Archibald Prize winning artist Craig Ruddy dies at his home at The Pocket

Craig Ruddy in his studio. Photo: Marc Stapelberg
Craig Ruddy in his studio. Photo: Marc Stapelberg

A few short months ago the Northern Rivers Review ran a story honouring the inspiring love shared by iconic local artist Craig Ruddy and his partner Roberto Meza Mont. Today we write of Craig's sudden death in the arms of his love.

The 53-year old died peacefully at his hinterland property at The Pocket, on Tuesday January 4, after a three week battle with Covid. The internationally acclaimed artist whose themes centred on Indigenous culture, had pre-existing lung issues from childhood.

"Craig is the love of my life. From our first kiss to his last breath, I will be forever grateful to share life with this divine human who gave so much to our communities. I will carry him in my heart forever more," said Roberto, his partner of 20 years.

In the recent profile in this publication, Craig said: "If it wasn't for Roberto, I would probably be on my own in a little cabin in the wilderness, distant from humanity.

"I'm more of an introvert, Roberto's an extrovert. I need my quiet time and Roberto thrives on being surrounded by people . We are so different but it just works."
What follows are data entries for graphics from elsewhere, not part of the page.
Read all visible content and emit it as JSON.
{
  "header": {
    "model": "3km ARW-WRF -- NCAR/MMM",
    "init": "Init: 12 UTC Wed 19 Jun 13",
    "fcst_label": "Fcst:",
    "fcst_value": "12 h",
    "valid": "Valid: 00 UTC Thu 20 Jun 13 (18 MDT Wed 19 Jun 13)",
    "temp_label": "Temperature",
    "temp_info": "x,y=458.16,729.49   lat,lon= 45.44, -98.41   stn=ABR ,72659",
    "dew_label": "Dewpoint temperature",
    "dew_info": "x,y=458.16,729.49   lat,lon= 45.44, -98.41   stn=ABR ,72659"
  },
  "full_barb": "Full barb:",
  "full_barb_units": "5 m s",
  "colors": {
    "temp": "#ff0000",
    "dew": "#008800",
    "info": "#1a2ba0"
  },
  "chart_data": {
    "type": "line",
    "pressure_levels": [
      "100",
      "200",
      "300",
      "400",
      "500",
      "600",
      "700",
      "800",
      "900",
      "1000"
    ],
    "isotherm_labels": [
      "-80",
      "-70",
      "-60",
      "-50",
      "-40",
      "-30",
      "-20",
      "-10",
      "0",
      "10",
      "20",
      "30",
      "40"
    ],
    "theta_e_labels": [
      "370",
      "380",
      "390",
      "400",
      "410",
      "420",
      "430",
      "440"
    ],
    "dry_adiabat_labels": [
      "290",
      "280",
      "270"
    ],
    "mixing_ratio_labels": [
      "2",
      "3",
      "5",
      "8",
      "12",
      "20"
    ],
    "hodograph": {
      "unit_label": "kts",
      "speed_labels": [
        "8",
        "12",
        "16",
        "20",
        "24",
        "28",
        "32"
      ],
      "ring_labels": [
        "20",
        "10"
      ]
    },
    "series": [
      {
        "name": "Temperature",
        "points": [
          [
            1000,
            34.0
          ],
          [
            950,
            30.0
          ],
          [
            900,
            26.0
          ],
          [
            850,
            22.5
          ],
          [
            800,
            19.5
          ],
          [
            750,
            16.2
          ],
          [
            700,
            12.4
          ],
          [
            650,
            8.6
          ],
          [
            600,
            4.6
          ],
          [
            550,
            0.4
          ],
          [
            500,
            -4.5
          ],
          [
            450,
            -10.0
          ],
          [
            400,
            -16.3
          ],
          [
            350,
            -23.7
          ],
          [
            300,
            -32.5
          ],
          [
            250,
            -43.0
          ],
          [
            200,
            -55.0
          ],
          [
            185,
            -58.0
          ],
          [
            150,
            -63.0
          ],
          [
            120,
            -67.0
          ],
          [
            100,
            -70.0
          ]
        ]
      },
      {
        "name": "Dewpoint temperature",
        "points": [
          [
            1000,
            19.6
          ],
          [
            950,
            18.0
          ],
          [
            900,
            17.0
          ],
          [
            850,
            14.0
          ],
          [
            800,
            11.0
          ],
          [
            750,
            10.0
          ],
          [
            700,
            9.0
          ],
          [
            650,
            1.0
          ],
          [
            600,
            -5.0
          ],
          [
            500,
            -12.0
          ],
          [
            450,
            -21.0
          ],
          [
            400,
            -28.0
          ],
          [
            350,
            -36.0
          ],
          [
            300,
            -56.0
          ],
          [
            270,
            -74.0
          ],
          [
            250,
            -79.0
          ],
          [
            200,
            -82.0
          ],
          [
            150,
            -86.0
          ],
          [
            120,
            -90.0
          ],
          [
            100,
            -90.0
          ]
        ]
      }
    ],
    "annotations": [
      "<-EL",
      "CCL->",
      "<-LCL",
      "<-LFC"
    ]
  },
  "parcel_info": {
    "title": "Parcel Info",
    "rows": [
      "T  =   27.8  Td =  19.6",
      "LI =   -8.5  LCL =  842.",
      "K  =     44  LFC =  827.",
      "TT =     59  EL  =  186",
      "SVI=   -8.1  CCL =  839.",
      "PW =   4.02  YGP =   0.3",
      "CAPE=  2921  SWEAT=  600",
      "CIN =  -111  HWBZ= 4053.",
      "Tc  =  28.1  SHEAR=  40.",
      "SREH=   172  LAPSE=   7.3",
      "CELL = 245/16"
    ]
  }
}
Craig and his soul mate Roberto. Photo: Marc Stapelberg

Craig and his soul mate Roberto. Photo: Marc Stapelberg

The contemporary artist's story is well documented, "As a child I had a rare lung condition where my lungs would haemorrhage, leaving me anaemic and short of breath. It slowed me down and put me into a strange euphoric state. As a result I learnt to sit and observe.''

It's a trait this gentle man carried through his life, an ability to capture the subtlety most of us miss.

Renowned for his community input, zest for life and hospitality, the harmony and respect this couple shared over a 20-year partnership was inspiring.

Craig's iconic portraits of Bruce Pascoe and David Gulpilil adorn the walls of their living room, a daily reminder of his compassion for the indigenous plight. Recognition of Australian Indigenous culture was a strong driver for the self confessed empath. His Gulpilil piece is acclaimed as profoundly important for our nation, with its timely message of Indigenous recognition and reconciliation.

Craig's portrait of David Gulpilil

Craig's portrait of David Gulpilil

"One thing we shared that made our relationship work is a disdain for status, money and ego," says Roberto. "Our core values centre around kindness - soul, spirit , connection. This is how I chose to remember the time we shared."

"To me it is not about having your name plastered in newspapers or millions in the bank. Happiness is not external."

For this much loved Northern Rivers powerhouse couple, the life they wove together over two decades, reflected the masterful art that won Craig much acclaim.

"Finding balance and harmony in the differences is part of any great composition." Photo: Marc Stapelberg

"Finding balance and harmony in the differences is part of any great composition." Photo: Marc Stapelberg

Like all the best love stories, it was crafted with depth, passion, creativity and an eye for detail.

"There are similarities in how I create in both art and life" mused Craig, who won the coveted Archibald prize in 2004 for his striking David Gulpilil portrait "Two Worlds".

"Finding balance and harmony in the differences is part of any great composition."

Humble, famous, globetrotting, heart dwelling nature lover.

A gifted magic man, who could create balance in the contrasts.

A special man who treated every day as a piece of art.

RIP Craig. You will be sorely missed.